Page 10; 1-5-05: I had slept in a cot on a patio above the shore of a huge bay ringed by the Baja peninsula and various islands. There was a large mountain range in front of me behind which the sun was rising. The clouds were all hues of red, pink, purple and light gray and the sun was not up yet. I feel I am at an awkward stage. I don’t see things as my teachers do, in colors, shapes, lights and darks, textures, etc. And no poetry springs to mind. All I feel through my senses is music when I see such things. I hear singing. I wish I saw as an artist. I am awed by the colors, I’ve never seen such color.

Page 21; 1-7-05: I was given a first chance to paint, and I simply blew it. I was unable to see the colors, nothing was looking correct…I am frustrated.
I sat down again, a different place this time, and decided to begin again. Though I did not get much accomplished due to lack of time, I actually had fun with it…It’s needed that I get out on my own and experiment, to get things wrong, but to practice all the while. J said that the point of this class, and of painting in general, is not simply to make attractive paintings but to reveal whatever it was that attracted us to paint; then we are learning to look. And looking and seeing are our goals.

Page 26; 1-9-05: I feel that my eyes are now just beginning to open, and like in Annie Dillard’s writing, I am learning to see for the first time. Granted, I still cannot see very well, but things and color and light are slowly revealing themselves to me. The process is almost painful and I have to force myself to think. My thoughts need to escape but I do not know how to put them into words.

Page 67; 1-21-05: How is it that I’ve been here but haven’t really been here? Does any of it make sense? Is it supposed to make sense? Me and my childlike mind. I long to know so much more. How do I ask? What exactly are the right and wrong questions? So I breathe deeply. Sometimes I just want to scream, am I still allowed to cry? Is there an age limit to voicing and showing frustrations? There must be. There is human weakness, emotion. And at the same time that is what makes us so good, so able.

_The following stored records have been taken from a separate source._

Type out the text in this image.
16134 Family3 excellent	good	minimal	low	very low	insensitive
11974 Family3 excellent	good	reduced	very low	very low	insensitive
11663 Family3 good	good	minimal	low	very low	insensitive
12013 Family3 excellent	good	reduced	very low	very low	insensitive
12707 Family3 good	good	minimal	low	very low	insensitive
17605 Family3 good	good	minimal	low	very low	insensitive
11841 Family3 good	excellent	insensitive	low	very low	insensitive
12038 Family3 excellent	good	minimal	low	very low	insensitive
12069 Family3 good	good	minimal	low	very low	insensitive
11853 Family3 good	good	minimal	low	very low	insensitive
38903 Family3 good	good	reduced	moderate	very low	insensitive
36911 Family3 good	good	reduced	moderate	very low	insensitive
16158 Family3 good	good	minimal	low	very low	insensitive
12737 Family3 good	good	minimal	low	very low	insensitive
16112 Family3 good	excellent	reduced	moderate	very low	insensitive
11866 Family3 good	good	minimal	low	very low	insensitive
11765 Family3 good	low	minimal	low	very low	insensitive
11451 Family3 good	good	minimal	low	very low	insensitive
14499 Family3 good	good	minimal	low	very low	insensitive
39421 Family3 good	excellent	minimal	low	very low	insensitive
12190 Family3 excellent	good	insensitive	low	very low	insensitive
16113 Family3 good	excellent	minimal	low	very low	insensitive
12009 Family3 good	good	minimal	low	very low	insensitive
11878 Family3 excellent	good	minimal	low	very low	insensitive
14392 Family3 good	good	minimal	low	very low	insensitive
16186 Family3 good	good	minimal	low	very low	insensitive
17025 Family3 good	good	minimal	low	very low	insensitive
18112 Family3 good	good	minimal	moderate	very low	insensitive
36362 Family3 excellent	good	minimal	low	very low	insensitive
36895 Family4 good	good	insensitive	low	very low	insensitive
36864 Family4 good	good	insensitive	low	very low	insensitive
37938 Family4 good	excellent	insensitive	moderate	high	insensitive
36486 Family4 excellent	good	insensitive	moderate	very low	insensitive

Page 68; 1-21-05: Am I frustrated with myself? My mind, my hands…so many thoughts. Too many, where do I put them all? There’s enough room in this violet/pale blue sky I’m staring into. Perhaps I’ll throw them there.

Page 69; 1-22-05: I have been worrying far too much without even realizing it. The joy of being an art major and an artist comes from the fact that I will always be learning, I will never fully know everything. Both my professors and this trip made me say this: My mind and my hands are connected, they are one. I am going to do this, to stretch out my abilities, whatever they may be, and to widen my mind. I have a hard time including others in my art, allowing them to see, to help, but I am proud of myself when I learn something new or make something work for me that hasn’t before.

LEARNING IS DIFFICULT. It is never easy to admit that we do not know something that we dearly wish we did and to start from scratch. We produce a large number of bad results and the process is never short and sweet. But I think that the desire to learn, to try, is essential and then the courage to stick it out must be fostered, encouraged and grown both by our selves and by our teachers. So, keep chin up and get to work.